Colette kept one hand on his back, moving it in slow circles, comforting the man who had helped her try to take everything from me.

Judge Eamon Fitzwilliam sat high behind the bench, silver hair neat, glasses low on his nose.

His face gave away nothing.

That was the first thing I liked about him.

He did not look impressed by tears.

Preston’s attorney was speaking in a voice designed to sound sad and reasonable at the same time.

“Your Honor, this is not simply about money. This is about a vulnerable woman in the final months of her life, isolated from one daughter and placed under the emotional control of another.”

I almost smiled at that phrase.

Emotional control.

My mother, Margaret Holloway, once chased a raccoon off our back porch with a broom while wearing pink slippers and yelling, “Not today, you little bandit.”

Nobody controlled that woman.

Not when she was healthy.

Not when she was sick.

Not even when cancer had eaten her down to bones, gray skin, and pure stubbornness.

She was five foot two, weighed less than a grocery bag near the end, and still made the hospice nurse move the vase from the left side table to the right because, as she put it, “death is no excuse for bad balance.”

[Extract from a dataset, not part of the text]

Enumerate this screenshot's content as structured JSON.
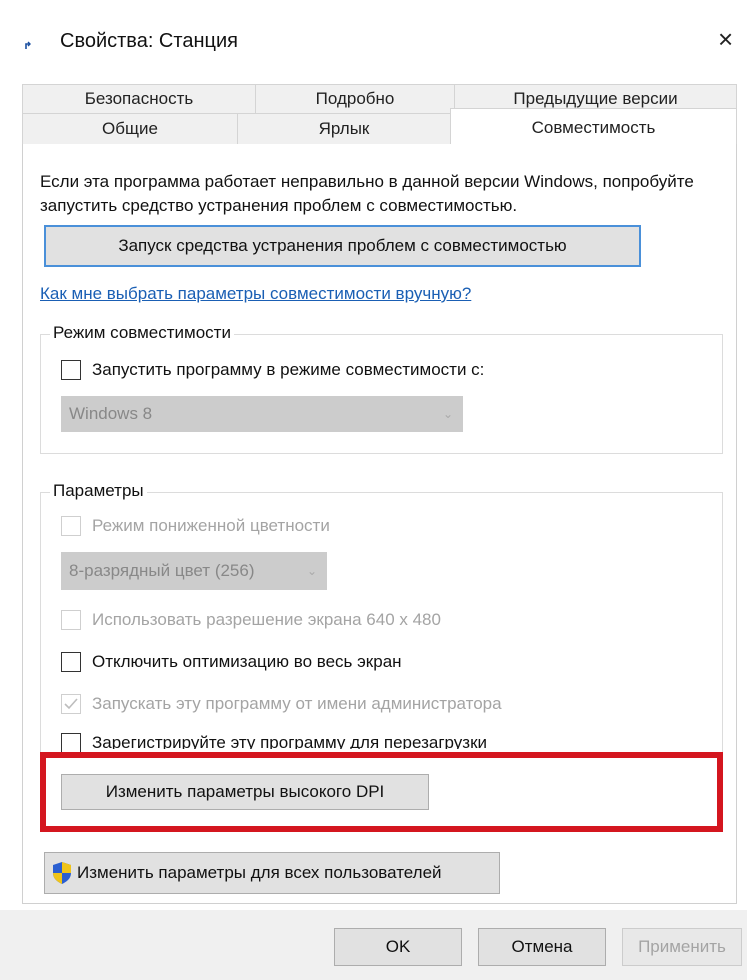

I was Adeline Holloway, thirty-one years old, unmarried, childless, and apparently dangerous because I had slept on my mother’s couch during chemo.

I labeled her pills in tiny plastic boxes.

I learned the sound of her breathing when the pain medication finally worked.

I knew which blanket made her too hot, which spoon did not taste metallic to her, and which hymns she wanted playing low when she was afraid but too proud to say she was afraid.